According to the 2001 cyber thread trends report of the Central Intelligence Agency (CIA) averagely protected computers are hacked in about 8 hours. And in case a computer does not use any security software, it only takes 45 minutes for an attacker to infiltrate.
These were figures from 2001. You can assume that nowadays hackers need less time to hack a computer because predominantly automated attacks make use of computers with much more performance. For that reason I strongly recommend that you turn off your computer right after usage.
The Kidsafe website, a renowned authority, reports that 32 percent of children (particularly teens) are hiding or deleting their Web browsing history so their parents can’t see what they’ve been doing.
The same survey shows that 16 percent of teens have email addresses or accounts on social networking sites that they haven’t told their parents about.
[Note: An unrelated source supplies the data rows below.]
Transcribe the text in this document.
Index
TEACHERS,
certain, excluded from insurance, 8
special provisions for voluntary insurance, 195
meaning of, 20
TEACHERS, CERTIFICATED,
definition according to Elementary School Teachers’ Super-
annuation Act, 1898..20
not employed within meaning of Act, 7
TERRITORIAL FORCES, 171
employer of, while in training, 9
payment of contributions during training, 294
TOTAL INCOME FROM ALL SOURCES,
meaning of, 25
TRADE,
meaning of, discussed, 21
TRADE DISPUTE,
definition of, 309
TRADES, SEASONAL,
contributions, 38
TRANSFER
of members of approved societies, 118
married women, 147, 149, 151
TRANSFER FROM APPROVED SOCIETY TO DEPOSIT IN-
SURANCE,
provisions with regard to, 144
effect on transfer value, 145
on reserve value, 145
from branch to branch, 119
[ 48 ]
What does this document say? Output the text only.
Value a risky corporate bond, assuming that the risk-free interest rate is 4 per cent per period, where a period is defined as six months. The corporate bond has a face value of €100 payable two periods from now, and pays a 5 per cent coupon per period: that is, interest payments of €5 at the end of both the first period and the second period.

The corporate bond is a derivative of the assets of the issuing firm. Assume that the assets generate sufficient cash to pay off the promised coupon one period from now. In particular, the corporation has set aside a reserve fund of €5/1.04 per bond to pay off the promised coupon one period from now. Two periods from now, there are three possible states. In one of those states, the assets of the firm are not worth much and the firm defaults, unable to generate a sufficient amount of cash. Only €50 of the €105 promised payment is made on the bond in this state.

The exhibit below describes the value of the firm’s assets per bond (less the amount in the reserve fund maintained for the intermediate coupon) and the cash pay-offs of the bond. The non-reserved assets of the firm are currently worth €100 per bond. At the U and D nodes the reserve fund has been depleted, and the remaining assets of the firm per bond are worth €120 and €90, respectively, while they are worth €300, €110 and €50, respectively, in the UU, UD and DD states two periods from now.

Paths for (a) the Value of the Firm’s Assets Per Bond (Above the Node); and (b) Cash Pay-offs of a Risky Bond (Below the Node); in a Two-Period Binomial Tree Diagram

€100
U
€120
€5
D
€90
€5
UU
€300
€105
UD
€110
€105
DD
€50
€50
And those parental controls you paid for? Eleven percent of teens know how to turn them off.
Worse, many eleven and twelve year olds are forbidden by law or website policy from creating social networking website accounts because they’re too young—so the kids lie about their ages, but that often means they attract dangerous sexual attention from older children or even adults. And 28 percent of these “tweens” have been contacted. But the scariest of the Internet safety facts is that 11 percent of the tweens contacted by a stranger actually chatted with the stranger for an extended time.